Как ни тяжело было для Ховраха подвергнуться описанной медицинской процедуре, но еще тяжелее ему возвратиться в сводный и в молчании принимать дозы новых лекарств в виде самых простых вопросов:
– Что, Ховрах, помогло? Хорошее средство, правда?
Разумеется, это были партизанские действия, но они вытекали из общего тона и из общего стремления коллектива наладить работу. А тон и стремления – это были настоящие предметы моей технической заботы.

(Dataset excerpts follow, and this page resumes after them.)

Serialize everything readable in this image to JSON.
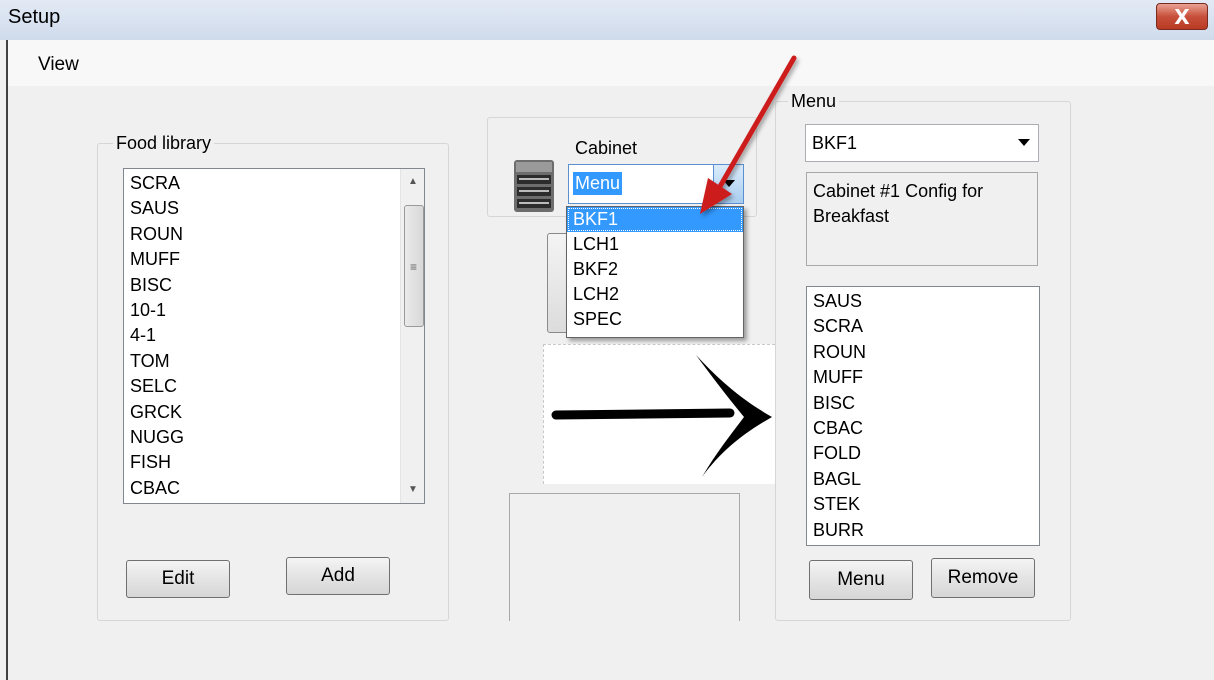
{
  "window": {
    "title": "Setup",
    "close_label": "X"
  },
  "menubar": {
    "view": "View"
  },
  "food_library": {
    "legend": "Food library",
    "items": [
      "SCRA",
      "SAUS",
      "ROUN",
      "MUFF",
      "BISC",
      "10-1",
      "4-1",
      "TOM",
      "SELC",
      "GRCK",
      "NUGG",
      "FISH",
      "CBAC"
    ],
    "edit_label": "Edit",
    "add_label": "Add"
  },
  "cabinet": {
    "legend": "Cabinet",
    "combo_value": "Menu",
    "options": [
      "BKF1",
      "LCH1",
      "BKF2",
      "LCH2",
      "SPEC"
    ],
    "highlighted": "BKF1"
  },
  "menu": {
    "legend": "Menu",
    "selected": "BKF1",
    "description": "Cabinet #1 Config for Breakfast",
    "items": [
      "SAUS",
      "SCRA",
      "ROUN",
      "MUFF",
      "BISC",
      "CBAC",
      "FOLD",
      "BAGL",
      "STEK",
      "BURR"
    ],
    "menu_button": "Menu",
    "remove_button": "Remove"
  },
  "colors": {
    "selection": "#3399ff",
    "annotation_arrow": "#cc1f1f",
    "close_button": "#c7503b"
  },
  "icons": {
    "cabinet": "cabinet-icon",
    "transfer_arrow": "right-arrow-icon",
    "pointer_arrow": "red-arrow-annotation"
  }
}
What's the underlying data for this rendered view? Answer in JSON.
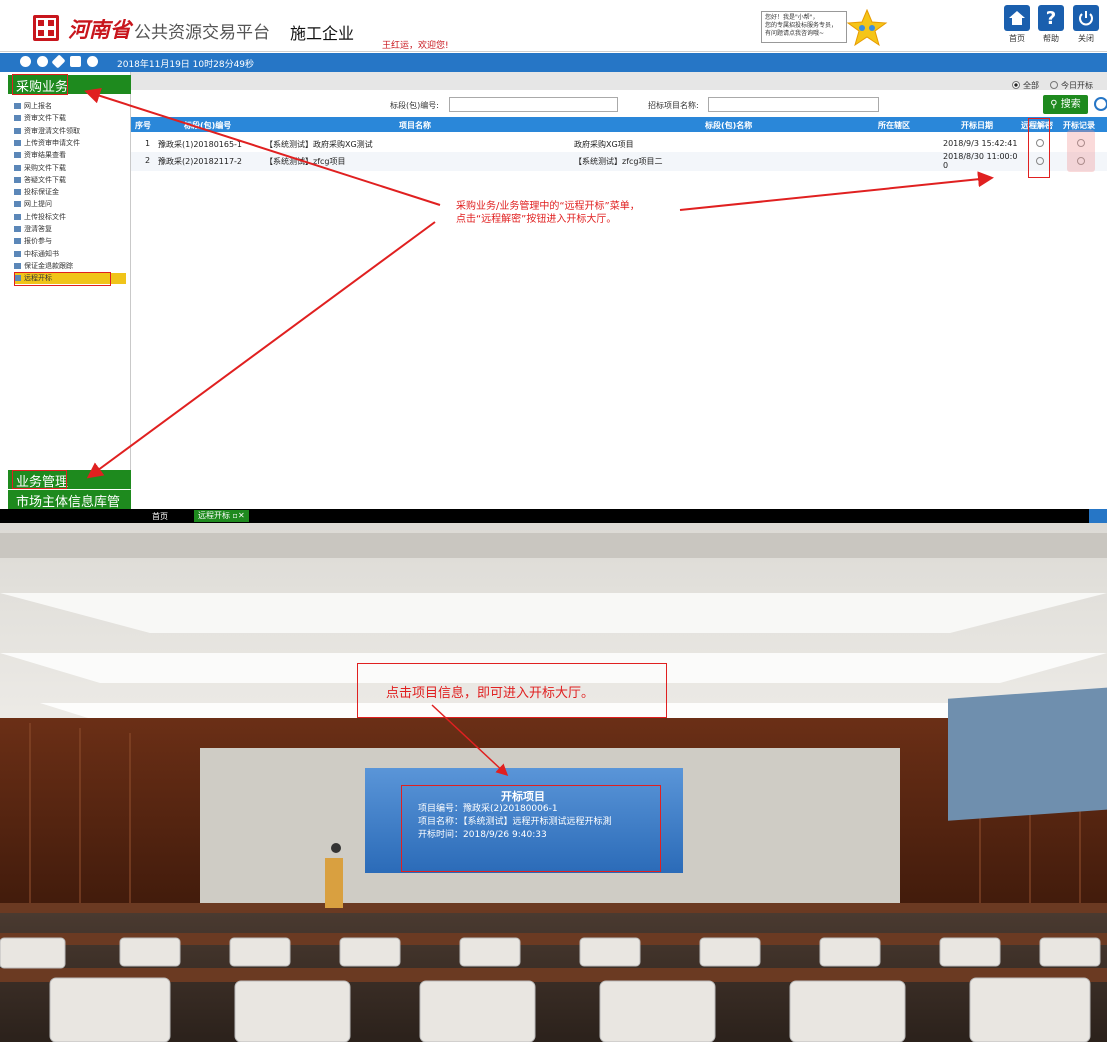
{
  "header": {
    "province": "河南省",
    "platform": "公共资源交易平台",
    "enterprise": "施工企业",
    "welcome": "王红运，欢迎您!",
    "assistant_text": "您好！我是\"小帮\"，\n您的专属招投标服务专员，\n有问题请点我咨询哦~",
    "buttons": [
      {
        "label": "首页"
      },
      {
        "label": "帮助"
      },
      {
        "label": "关闭"
      }
    ]
  },
  "toolbar": {
    "datetime": "2018年11月19日 10时28分49秒"
  },
  "sidebar": {
    "section_purchase": "采购业务",
    "items": [
      {
        "label": "网上报名"
      },
      {
        "label": "资审文件下载"
      },
      {
        "label": "资审澄清文件领取"
      },
      {
        "label": "上传资审申请文件"
      },
      {
        "label": "资审结果查看"
      },
      {
        "label": "采购文件下载"
      },
      {
        "label": "答疑文件下载"
      },
      {
        "label": "投标保证金"
      },
      {
        "label": "网上提问"
      },
      {
        "label": "上传投标文件"
      },
      {
        "label": "澄清答复"
      },
      {
        "label": "报价参与"
      },
      {
        "label": "中标通知书"
      },
      {
        "label": "保证金退款跟踪"
      },
      {
        "label": "远程开标"
      }
    ],
    "section_business": "业务管理",
    "section_market": "市场主体信息库管理"
  },
  "filters": {
    "radio_all": "全部",
    "radio_today": "今日开标",
    "section_no_label": "标段(包)编号:",
    "project_name_label": "招标项目名称:",
    "search_label": "搜索"
  },
  "table": {
    "headers": [
      "序号",
      "标段(包)编号",
      "项目名称",
      "标段(包)名称",
      "所在辖区",
      "开标日期",
      "远程解密",
      "开标记录"
    ],
    "rows": [
      {
        "no": "1",
        "code": "豫政采(1)20180165-1",
        "project": "【系统测试】政府采购XG测试",
        "section": "政府采购XG项目",
        "region": "",
        "date": "2018/9/3 15:42:41"
      },
      {
        "no": "2",
        "code": "豫政采(2)20182117-2",
        "project": "【系统测试】zfcg项目",
        "section": "【系统测试】zfcg项目二",
        "region": "",
        "date": "2018/8/30 11:00:0\n0"
      }
    ]
  },
  "annotation_top": {
    "line1": "采购业务/业务管理中的“远程开标”菜单，",
    "line2": "点击“远程解密”按钮进入开标大厅。"
  },
  "tabs": [
    {
      "label": "首页"
    },
    {
      "label": "远程开标"
    }
  ],
  "hall": {
    "annotation": "点击项目信息，即可进入开标大厅。",
    "screen_title": "开标项目",
    "project_no_label": "项目编号：",
    "project_no": "豫政采(2)20180006-1",
    "project_name_label": "项目名称：",
    "project_name": "【系统测试】远程开标测试远程开标測",
    "open_time_label": "开标时间：",
    "open_time": "2018/9/26 9:40:33"
  },
  "colors": {
    "brand_red": "#c8161d",
    "nav_blue": "#2676c6",
    "menu_green": "#1e8a1e",
    "annotation_red": "#e02020"
  }
}
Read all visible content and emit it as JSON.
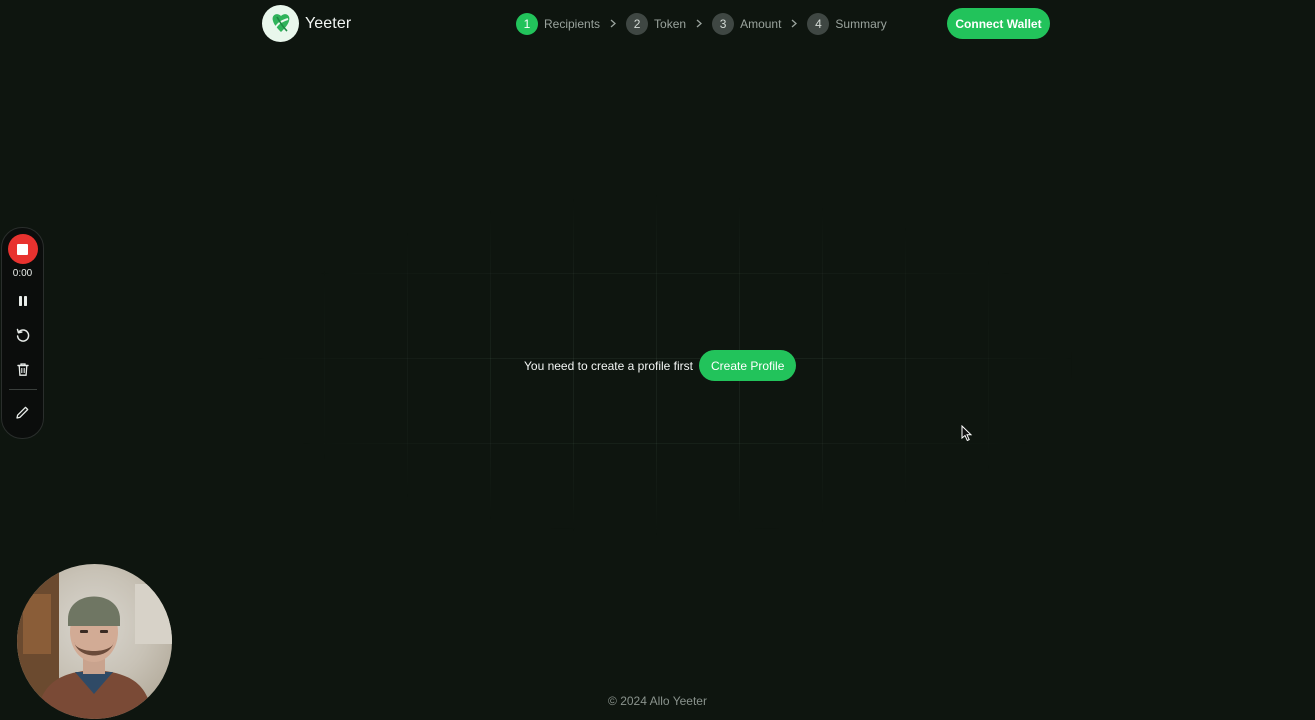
{
  "app": {
    "name": "Yeeter"
  },
  "steps": [
    {
      "number": "1",
      "label": "Recipients",
      "active": true
    },
    {
      "number": "2",
      "label": "Token",
      "active": false
    },
    {
      "number": "3",
      "label": "Amount",
      "active": false
    },
    {
      "number": "4",
      "label": "Summary",
      "active": false
    }
  ],
  "header": {
    "connect_label": "Connect Wallet"
  },
  "main": {
    "message": "You need to create a profile first",
    "create_label": "Create Profile"
  },
  "recorder": {
    "time": "0:00"
  },
  "footer": {
    "text": "© 2024 Allo Yeeter"
  },
  "colors": {
    "accent": "#22c35b",
    "background": "#0e150f",
    "record_red": "#e8322f"
  },
  "icons": [
    "yeeter-logo",
    "chevron-right-icon",
    "stop-icon",
    "pause-icon",
    "restart-icon",
    "trash-icon",
    "pencil-icon",
    "mouse-cursor-icon"
  ]
}
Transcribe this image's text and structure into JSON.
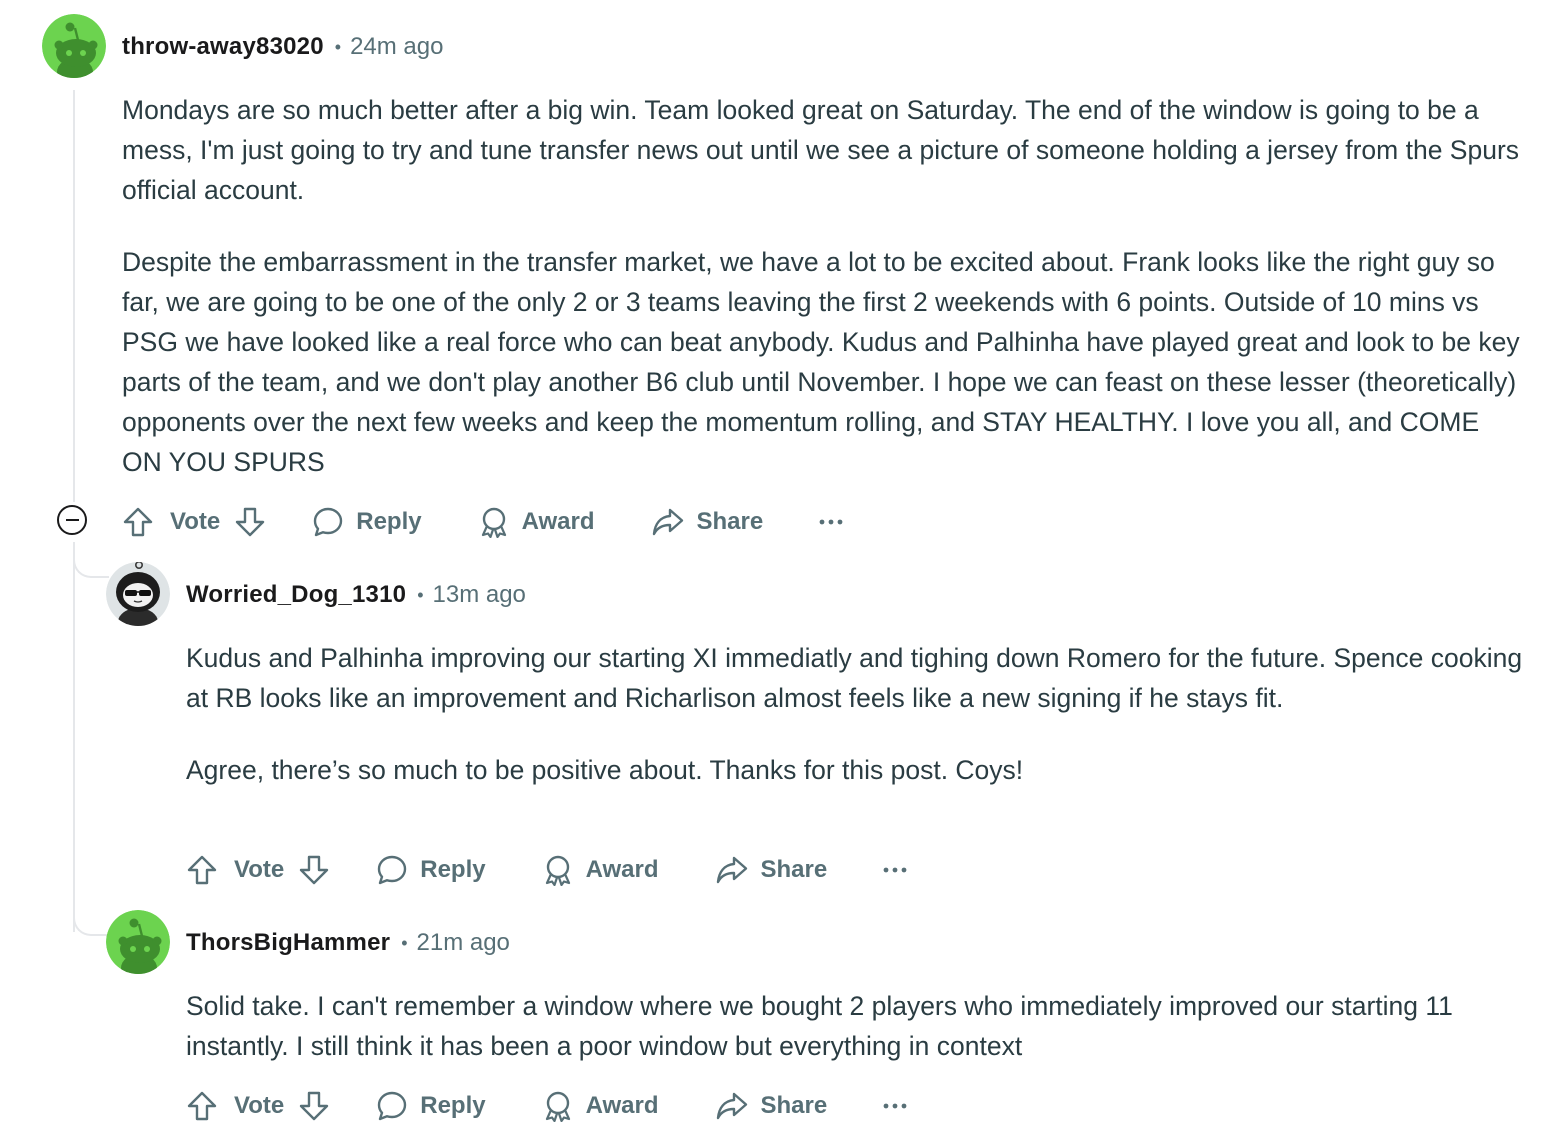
{
  "comments": [
    {
      "author": "throw-away83020",
      "time": "24m ago",
      "avatar_icon": "reddit-snoo-green-avatar",
      "paragraphs": [
        "Mondays are so much better after a big win. Team looked great on Saturday. The end of the window is going to be a mess, I'm just going to try and tune transfer news out until we see a picture of someone holding a jersey from the Spurs official account.",
        "Despite the embarrassment in the transfer market, we have a lot to be excited about. Frank looks like the right guy so far, we are going to be one of the only 2 or 3 teams leaving the first 2 weekends with 6 points. Outside of 10 mins vs PSG we have looked like a real force who can beat anybody. Kudus and Palhinha have played great and look to be key parts of the team, and we don't play another B6 club until November. I hope we can feast on these lesser (theoretically) opponents over the next few weeks and keep the momentum rolling, and STAY HEALTHY. I love you all, and COME ON YOU SPURS"
      ]
    },
    {
      "author": "Worried_Dog_1310",
      "time": "13m ago",
      "avatar_icon": "reddit-snoo-sunglasses-hood-avatar",
      "paragraphs": [
        "Kudus and Palhinha improving our starting XI immediatly and tighing down Romero for the future. Spence cooking at RB looks like an improvement and Richarlison almost feels like a new signing if he stays fit.",
        "Agree, there’s so much to be positive about. Thanks for this post. Coys!"
      ]
    },
    {
      "author": "ThorsBigHammer",
      "time": "21m ago",
      "avatar_icon": "reddit-snoo-green-avatar",
      "paragraphs": [
        "Solid take. I can't remember a window where we bought 2 players who immediately improved our starting 11 instantly. I still think it has been a poor window but everything in context"
      ]
    }
  ],
  "actions": {
    "vote": "Vote",
    "reply": "Reply",
    "award": "Award",
    "share": "Share",
    "more_icon": "ellipsis-icon"
  },
  "colors": {
    "avatar_green": "#6cd34f",
    "muted_text": "#576f76",
    "body_text": "#2a3c42",
    "thread_line": "#e5e7ea"
  },
  "separator": "•"
}
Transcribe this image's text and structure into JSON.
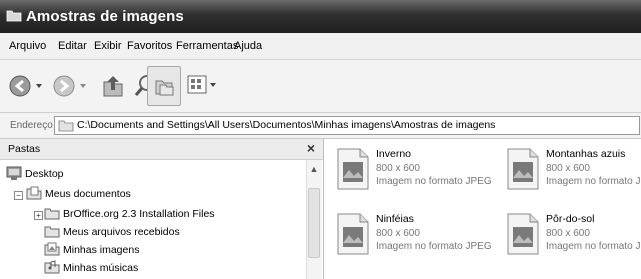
{
  "window": {
    "title": "Amostras de imagens"
  },
  "menu": [
    "Arquivo",
    "Editar",
    "Exibir",
    "Favoritos",
    "Ferramentas",
    "Ajuda"
  ],
  "address": {
    "label": "Endereço",
    "path": "C:\\Documents and Settings\\All Users\\Documentos\\Minhas imagens\\Amostras de imagens"
  },
  "folders_pane": {
    "title": "Pastas",
    "close": "×",
    "items": [
      {
        "label": "Desktop",
        "icon": "desktop-icon"
      },
      {
        "label": "Meus documentos",
        "icon": "folder-icon",
        "expander": "−"
      },
      {
        "label": "BrOffice.org 2.3 Installation Files",
        "icon": "folder-icon",
        "expander": "+"
      },
      {
        "label": "Meus arquivos recebidos",
        "icon": "folder-icon"
      },
      {
        "label": "Minhas imagens",
        "icon": "pictures-folder-icon"
      },
      {
        "label": "Minhas músicas",
        "icon": "music-folder-icon"
      }
    ]
  },
  "files": [
    {
      "name": "Inverno",
      "dimensions": "800 x 600",
      "type": "Imagem no formato JPEG"
    },
    {
      "name": "Montanhas azuis",
      "dimensions": "800 x 600",
      "type": "Imagem no formato JPEG"
    },
    {
      "name": "Ninféias",
      "dimensions": "800 x 600",
      "type": "Imagem no formato JPEG"
    },
    {
      "name": "Pôr-do-sol",
      "dimensions": "800 x 600",
      "type": "Imagem no formato JPEG"
    }
  ],
  "toolbar_icons": [
    "back-icon",
    "forward-icon",
    "up-folder-icon",
    "search-icon",
    "folders-icon",
    "views-icon"
  ]
}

Основным технологическим моментом оставался, конечно, отряд. Что такое отряд, на «Олимпе» так и не разобрали до самого конца нашей истории. А между тем я из всех сил старался растолковать олимпийцам значение отряда и его определяющую полезность в педагогическом процессе. Но ведь мы говорили на разных языках, ничего нельзя было растолковать. Я привожу здесь один разговор, который произошел между мною и профессором педагогики, заехавшим в колонию, очень аккуратным человечком в очках, в пиджаке, в штанах, человечком мыслящим и добродетельным. Он прицепился ко мне с вопросом, почему столы в столовой между отрядами распределяет дежурный командир, а не педагог.
– Серьезно, товарищ, вы, вероятно, просто шутите. Как это так: дежурный мальчик распределяет столовую, а вы спокойно здесь стоите…
– Распределить столовую не так трудно, – отвечаю я профессору, – кроме того, у нас есть старый и очень хороший закон: все приятное и все неприятное или трудное распределяется между отрядами по порядку их номеров…
Так он и не понял, этот профессор. Что я мог сделать?
В первые дни Куряжа в отрядах совершалась очень большая работа. К двум-трем отрядам издавна был прикреплен воспитатель. На ответственности воспитателей лежало возбуждать в отрядах представление о коллективной истории и коллективной чести и лучшем, достойном месте в колонии. Новые благородные побуждения коллективного интереса приходили, конечно, не в один день, но все же приходили сравнительно быстро, гораздо быстрее, чем если бы мы надеялись только на индивидуальную обработку.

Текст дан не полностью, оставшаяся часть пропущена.